Good news to be sure, and the markets are breathing a sigh of relief:
Source: Finviz.com. Disclaimer: past performance is not necessarily indicative of future results.
So what did this magical deal look like? The Washington Post continued (emphasis ours):
The bill will indeed shield millions of middle-class taxpayers from tax increases set to take effect this month. But it also will let rates rise on wages and investment profits for households pulling in more than $450,000 a year, marking the first time in more than two decades that a broad tax increase has been approved with GOP support.
The measure also will keep benefits flowing to 2 million unemployed workers on the verge of losing their federal checks. And it will delay for two months automatic cuts to the Pentagon and other agencies that had been set to take effect Wednesday.
In other words, the bill was, in many ways, a cop-out. Decisions were not made on the bigger issues; they were deferred. Discontent on the hill over the way negotiations played out is incredibly high. While the 113th Congress will tackle the delayed issues, much of the Congressional leadership will remain in place, and they’re in no mood to play nice. As Politico reported:
House Speaker John Boehner couldn’t hold back when he spotted Senate Majority Leader Harry Reid in the White House lobby last Friday.
It was only a few days before the nation would go over the fiscal cliff, no bipartisan agreement was in sight, and Reid had just publicly accused Boehner of running a “dictatorship” in the House and caring more about holding onto his gavel than striking a deal.
“Go f— yourself,” Boehner sniped as he pointed his finger at Reid, according to multiple sources present.

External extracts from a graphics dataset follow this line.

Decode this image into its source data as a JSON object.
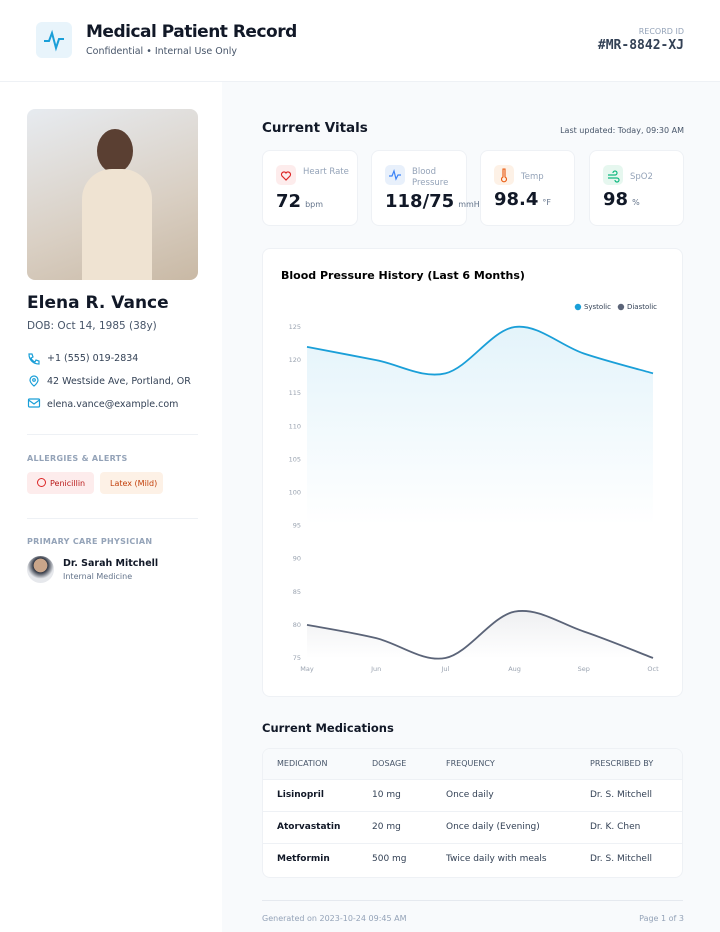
{
  "header": {
    "title": "Medical Patient Record",
    "subtitle": "Confidential • Internal Use Only",
    "record_id_label": "RECORD ID",
    "record_id": "#MR-8842-XJ"
  },
  "patient": {
    "name": "Elena R. Vance",
    "dob": "DOB: Oct 14, 1985 (38y)",
    "phone": "+1 (555) 019-2834",
    "address": "42 Westside Ave, Portland, OR",
    "email": "elena.vance@example.com"
  },
  "allergies": {
    "heading": "ALLERGIES & ALERTS",
    "items": [
      "Penicillin",
      "Latex (Mild)"
    ]
  },
  "physician": {
    "heading": "PRIMARY CARE PHYSICIAN",
    "name": "Dr. Sarah Mitchell",
    "specialty": "Internal Medicine"
  },
  "vitals": {
    "title": "Current Vitals",
    "last_updated": "Last updated: Today, 09:30 AM",
    "items": [
      {
        "label": "Heart Rate",
        "value": 72,
        "unit": "bpm"
      },
      {
        "label": "Blood Pressure",
        "value": "118/75",
        "unit": "mmHg"
      },
      {
        "label": "Temp",
        "value": 98.4,
        "unit": "°F"
      },
      {
        "label": "SpO2",
        "value": 98,
        "unit": "%"
      }
    ]
  },
  "chart_data": {
    "type": "line",
    "title": "Blood Pressure History (Last 6 Months)",
    "categories": [
      "May",
      "Jun",
      "Jul",
      "Aug",
      "Sep",
      "Oct"
    ],
    "series": [
      {
        "name": "Systolic",
        "color": "#1a9fd8",
        "values": [
          122,
          120,
          118,
          125,
          121,
          118
        ]
      },
      {
        "name": "Diastolic",
        "color": "#5b6478",
        "values": [
          80,
          78,
          75,
          82,
          79,
          75
        ]
      }
    ],
    "ylim": [
      75,
      125
    ],
    "yticks": [
      75,
      80,
      85,
      90,
      95,
      100,
      105,
      110,
      115,
      120,
      125
    ],
    "legend": "top-right"
  },
  "medications": {
    "title": "Current Medications",
    "columns": [
      "MEDICATION",
      "DOSAGE",
      "FREQUENCY",
      "PRESCRIBED BY"
    ],
    "rows": [
      [
        "Lisinopril",
        "10 mg",
        "Once daily",
        "Dr. S. Mitchell"
      ],
      [
        "Atorvastatin",
        "20 mg",
        "Once daily (Evening)",
        "Dr. K. Chen"
      ],
      [
        "Metformin",
        "500 mg",
        "Twice daily with meals",
        "Dr. S. Mitchell"
      ]
    ]
  },
  "footer": {
    "generated": "Generated on 2023-10-24 09:45 AM",
    "page": "Page 1 of 3"
  }
}
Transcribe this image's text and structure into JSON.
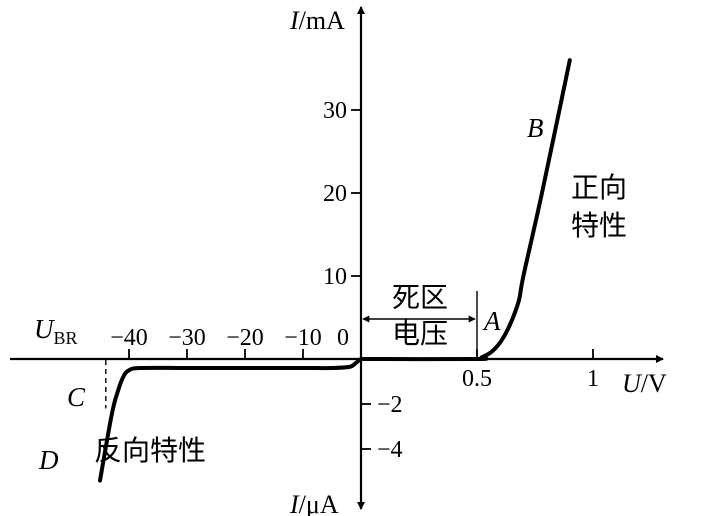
{
  "chart_data": {
    "type": "line",
    "title": "",
    "xlabel": {
      "var": "U",
      "unit": "/V"
    },
    "ylabel_positive": {
      "var": "I",
      "unit": "/mA"
    },
    "ylabel_negative": {
      "var": "I",
      "unit": "/μA"
    },
    "x_positive_ticks": [
      {
        "value": 0.5,
        "label": "0.5"
      },
      {
        "value": 1,
        "label": "1"
      }
    ],
    "x_negative_ticks": [
      {
        "value": -40,
        "label": "−40"
      },
      {
        "value": -30,
        "label": "−30"
      },
      {
        "value": -20,
        "label": "−20"
      },
      {
        "value": -10,
        "label": "−10"
      },
      {
        "value": 0,
        "label": "0"
      }
    ],
    "y_positive_ticks": [
      {
        "value": 10,
        "label": "10"
      },
      {
        "value": 20,
        "label": "20"
      },
      {
        "value": 30,
        "label": "30"
      }
    ],
    "y_negative_ticks": [
      {
        "value": -2,
        "label": "−2"
      },
      {
        "value": -4,
        "label": "−4"
      }
    ],
    "ranges": {
      "positive_x": [
        0,
        1.25
      ],
      "negative_x": [
        -45,
        0
      ],
      "positive_y": [
        0,
        40
      ],
      "negative_y": [
        -6,
        0
      ]
    },
    "forward_series": {
      "x": [
        0,
        0.5,
        0.52,
        0.56,
        0.6,
        0.64,
        0.68,
        0.7,
        0.78,
        0.9
      ],
      "y": [
        0,
        0,
        0.2,
        0.8,
        2,
        4,
        7,
        10,
        20,
        36
      ]
    },
    "reverse_series": {
      "x": [
        0,
        -0.3,
        -1,
        -2,
        -5,
        -10,
        -20,
        -30,
        -38,
        -40,
        -41,
        -42,
        -43,
        -45
      ],
      "y": [
        0,
        -0.05,
        -0.2,
        -0.35,
        -0.4,
        -0.4,
        -0.4,
        -0.4,
        -0.4,
        -0.5,
        -0.8,
        -1.5,
        -2.5,
        -5.4
      ]
    },
    "threshold_x": 0.5,
    "breakdown_x": -44,
    "annotations": {
      "dead_zone_1": "死区",
      "dead_zone_2": "电压",
      "forward_1": "正向",
      "forward_2": "特性",
      "reverse": "反向特性",
      "ubr_main": "U",
      "ubr_sub": "BR",
      "point_a": "A",
      "point_b": "B",
      "point_c": "C",
      "point_d": "D"
    },
    "grid": false,
    "legend": "none"
  }
}
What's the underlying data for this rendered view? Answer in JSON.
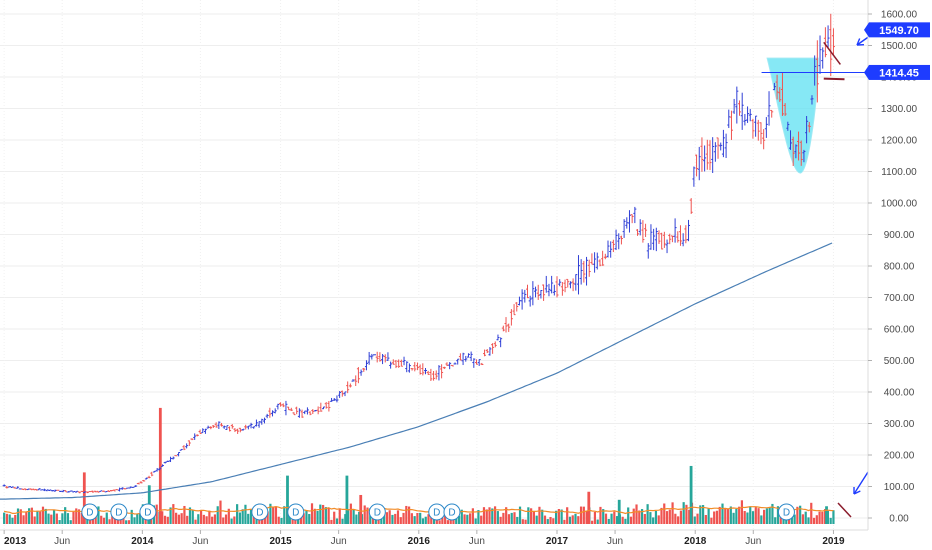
{
  "chart_data": {
    "type": "candlestick-bar",
    "y_axis": {
      "ticks": [
        "1600.00",
        "1500.00",
        "1400.00",
        "1300.00",
        "1200.00",
        "1100.00",
        "1000.00",
        "900.00",
        "800.00",
        "700.00",
        "600.00",
        "500.00",
        "400.00",
        "300.00",
        "200.00",
        "100.00",
        "0.00"
      ],
      "tick_values": [
        1600,
        1500,
        1400,
        1300,
        1200,
        1100,
        1000,
        900,
        800,
        700,
        600,
        500,
        400,
        300,
        200,
        100,
        0
      ],
      "range": [
        -20,
        1650
      ]
    },
    "x_axis": {
      "labels": [
        "2013",
        "Jun",
        "2014",
        "Jun",
        "2015",
        "Jun",
        "2016",
        "Jun",
        "2017",
        "Jun",
        "2018",
        "Jun",
        "2019"
      ],
      "label_dates": [
        2013.0,
        2013.42,
        2014.0,
        2014.42,
        2015.0,
        2015.42,
        2016.0,
        2016.42,
        2017.0,
        2017.42,
        2018.0,
        2018.42,
        2019.0
      ],
      "range": [
        2012.97,
        2019.25
      ]
    },
    "price_badges": [
      {
        "label": "1549.70",
        "value": 1549.7,
        "color": "#1e3cff"
      },
      {
        "label": "1414.45",
        "value": 1414.45,
        "color": "#1e3cff"
      }
    ],
    "price_points": [
      {
        "t": 2013.0,
        "v": 100
      },
      {
        "t": 2013.15,
        "v": 92
      },
      {
        "t": 2013.35,
        "v": 88
      },
      {
        "t": 2013.55,
        "v": 82
      },
      {
        "t": 2013.75,
        "v": 85
      },
      {
        "t": 2013.95,
        "v": 100
      },
      {
        "t": 2014.1,
        "v": 150
      },
      {
        "t": 2014.25,
        "v": 200
      },
      {
        "t": 2014.4,
        "v": 270
      },
      {
        "t": 2014.55,
        "v": 295
      },
      {
        "t": 2014.7,
        "v": 280
      },
      {
        "t": 2014.85,
        "v": 300
      },
      {
        "t": 2015.0,
        "v": 360
      },
      {
        "t": 2015.15,
        "v": 330
      },
      {
        "t": 2015.35,
        "v": 360
      },
      {
        "t": 2015.5,
        "v": 420
      },
      {
        "t": 2015.65,
        "v": 510
      },
      {
        "t": 2015.8,
        "v": 500
      },
      {
        "t": 2015.95,
        "v": 480
      },
      {
        "t": 2016.1,
        "v": 450
      },
      {
        "t": 2016.3,
        "v": 510
      },
      {
        "t": 2016.45,
        "v": 500
      },
      {
        "t": 2016.6,
        "v": 580
      },
      {
        "t": 2016.75,
        "v": 700
      },
      {
        "t": 2016.9,
        "v": 720
      },
      {
        "t": 2017.05,
        "v": 740
      },
      {
        "t": 2017.25,
        "v": 800
      },
      {
        "t": 2017.4,
        "v": 860
      },
      {
        "t": 2017.55,
        "v": 960
      },
      {
        "t": 2017.65,
        "v": 880
      },
      {
        "t": 2017.8,
        "v": 880
      },
      {
        "t": 2017.95,
        "v": 900
      },
      {
        "t": 2018.0,
        "v": 1140
      },
      {
        "t": 2018.1,
        "v": 1150
      },
      {
        "t": 2018.2,
        "v": 1180
      },
      {
        "t": 2018.3,
        "v": 1320
      },
      {
        "t": 2018.4,
        "v": 1260
      },
      {
        "t": 2018.5,
        "v": 1220
      },
      {
        "t": 2018.6,
        "v": 1390
      },
      {
        "t": 2018.7,
        "v": 1180
      },
      {
        "t": 2018.78,
        "v": 1150
      },
      {
        "t": 2018.86,
        "v": 1380
      },
      {
        "t": 2018.93,
        "v": 1480
      },
      {
        "t": 2019.0,
        "v": 1520
      }
    ],
    "moving_average_points": [
      {
        "t": 2013.0,
        "v": 60
      },
      {
        "t": 2013.5,
        "v": 65
      },
      {
        "t": 2014.0,
        "v": 80
      },
      {
        "t": 2014.5,
        "v": 115
      },
      {
        "t": 2015.0,
        "v": 170
      },
      {
        "t": 2015.5,
        "v": 225
      },
      {
        "t": 2016.0,
        "v": 290
      },
      {
        "t": 2016.5,
        "v": 370
      },
      {
        "t": 2017.0,
        "v": 460
      },
      {
        "t": 2017.5,
        "v": 570
      },
      {
        "t": 2018.0,
        "v": 680
      },
      {
        "t": 2018.5,
        "v": 780
      },
      {
        "t": 2019.0,
        "v": 875
      }
    ],
    "volume_max": 400,
    "volume_spikes": [
      {
        "t": 2013.58,
        "v": 160,
        "c": "#ef5350"
      },
      {
        "t": 2014.13,
        "v": 360,
        "c": "#ef5350"
      },
      {
        "t": 2014.05,
        "v": 120,
        "c": "#26a69a"
      },
      {
        "t": 2015.05,
        "v": 150,
        "c": "#26a69a"
      },
      {
        "t": 2015.48,
        "v": 150,
        "c": "#26a69a"
      },
      {
        "t": 2015.58,
        "v": 90,
        "c": "#ef5350"
      },
      {
        "t": 2017.23,
        "v": 100,
        "c": "#ef5350"
      },
      {
        "t": 2017.97,
        "v": 180,
        "c": "#26a69a"
      },
      {
        "t": 2017.45,
        "v": 75,
        "c": "#26a69a"
      },
      {
        "t": 2018.95,
        "v": 55,
        "c": "#26a69a"
      }
    ],
    "dividend_markers": [
      {
        "t": 2013.62,
        "label": "D"
      },
      {
        "t": 2013.83,
        "label": "D"
      },
      {
        "t": 2014.04,
        "label": "D"
      },
      {
        "t": 2014.85,
        "label": "D"
      },
      {
        "t": 2015.11,
        "label": "D"
      },
      {
        "t": 2015.7,
        "label": "D"
      },
      {
        "t": 2016.13,
        "label": "D"
      },
      {
        "t": 2016.24,
        "label": "D"
      },
      {
        "t": 2018.66,
        "label": "D"
      }
    ],
    "colors": {
      "up_bar": "#2f3fd6",
      "down_bar": "#ef5350",
      "volume_up": "#26a69a",
      "volume_down": "#ef5350",
      "moving_average": "#4a7fb5",
      "volume_average": "#f28c28",
      "cup_fill": "#5ee0f2",
      "annotation_arrow": "#1e3cff",
      "annotation_lines": "#8b1c2c",
      "resistance_line": "#1e3cff",
      "badge_bg": "#1e3cff"
    }
  }
}
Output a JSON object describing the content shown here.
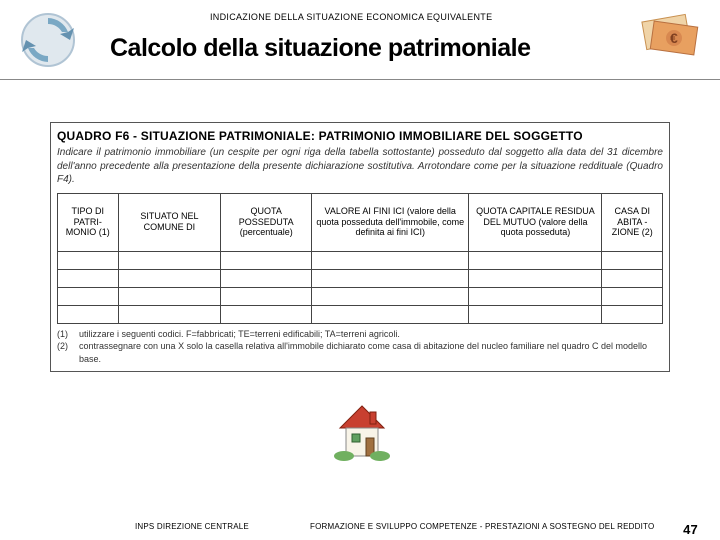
{
  "header": {
    "subtitle": "INDICAZIONE DELLA SITUAZIONE ECONOMICA EQUIVALENTE",
    "title": "Calcolo della situazione patrimoniale"
  },
  "quadro": {
    "title": "QUADRO F6 - SITUAZIONE PATRIMONIALE: PATRIMONIO IMMOBILIARE DEL SOGGETTO",
    "description": "Indicare il patrimonio immobiliare (un cespite per ogni riga della tabella sottostante) posseduto dal soggetto alla data del 31 dicembre dell'anno precedente alla presentazione della presente dichiarazione sostitutiva. Arrotondare come per la situazione reddituale (Quadro F4).",
    "columns": [
      "TIPO DI PATRI-MONIO (1)",
      "SITUATO NEL COMUNE DI",
      "QUOTA POSSEDUTA (percentuale)",
      "VALORE AI FINI ICI (valore della quota posseduta dell'immobile, come definita ai fini ICI)",
      "QUOTA CAPITALE RESIDUA DEL MUTUO (valore della quota posseduta)",
      "CASA DI ABITA - ZIONE (2)"
    ],
    "col_widths": [
      "10%",
      "17%",
      "15%",
      "26%",
      "22%",
      "10%"
    ],
    "data_rows": 4,
    "notes": [
      {
        "num": "(1)",
        "text": "utilizzare i seguenti codici. F=fabbricati; TE=terreni edificabili; TA=terreni agricoli."
      },
      {
        "num": "(2)",
        "text": "contrassegnare con una X solo la casella relativa all'immobile dichiarato come casa di abitazione del nucleo familiare nel quadro C del modello base."
      }
    ]
  },
  "footer": {
    "left": "INPS  DIREZIONE CENTRALE",
    "center": "FORMAZIONE E SVILUPPO COMPETENZE  -   PRESTAZIONI A SOSTEGNO DEL REDDITO",
    "page": "47"
  },
  "colors": {
    "logo_arrow": "#7aa8c4",
    "logo_ring": "#d0dde6",
    "euro_bg": "#e8c090",
    "border": "#555555"
  }
}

Reid, a bit startled, replied: “What are you talking about?”
Boehner repeated: “Go f— yourself.”
The harsh exchange just a few steps from the Oval Office — which Boehner later bragged about to fellow Republicans — was only one episode in nearly two months of high-stakes negotiations laced with distrust, miscommunication, false starts and yelling matches as Washington struggled to ward off $500 billion in tax hikes and spending cuts.
Happy new year? We’ll have to wait and see. Hopefully tempers won’t be running so high a month or so from now… or we could be back in the exact same spot.